After the second world war, the United States and Britain dominated higher education. They hosted Nobel laureates and pumped funding into research that pushed the frontiers of knowledge. Groundbreaking studies on DNA in Britain gave birth to the biotech industry. America’s invention of the semiconductor chip and internet led to the electronics industry and digital revolution. English became the global academic language. Talent went West.

That era is over. China is pulling ahead, powered by universities that pursue not global rankings but research impact and the quality of talent nurtured. In critical sectors like quantum computing, artificial intelligence (AI), 5G, space technology and new energy, Chinese output matches or exceeds that of the US and, indeed, the West.

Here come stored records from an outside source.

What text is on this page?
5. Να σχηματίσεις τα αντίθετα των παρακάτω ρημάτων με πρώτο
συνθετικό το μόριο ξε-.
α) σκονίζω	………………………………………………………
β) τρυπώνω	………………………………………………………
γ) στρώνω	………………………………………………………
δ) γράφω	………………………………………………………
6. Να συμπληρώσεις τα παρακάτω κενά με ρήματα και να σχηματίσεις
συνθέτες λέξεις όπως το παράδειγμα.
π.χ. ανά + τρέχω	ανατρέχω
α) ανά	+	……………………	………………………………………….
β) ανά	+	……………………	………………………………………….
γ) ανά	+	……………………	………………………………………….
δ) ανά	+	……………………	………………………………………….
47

The fundamental difference is that in the West, each university chases its own academic excellence and pursues independent research aspirations. In China, universities operate like a national team. Each institution plays a strategic role in a coordinated research jigsaw puzzle, collectively delivering tech breakthroughs.

Critics argue that Chinese universities lack academic freedom and institutional autonomy. But academic freedom on its own does not build quantum computers, autonomous robots, sixth-generation fighter jets or space stations. The critical success factors are massive funding, an abundant talent pool, clearly defined institutional roles and a manufacturing supply chain for research applications. China leads on all these fronts.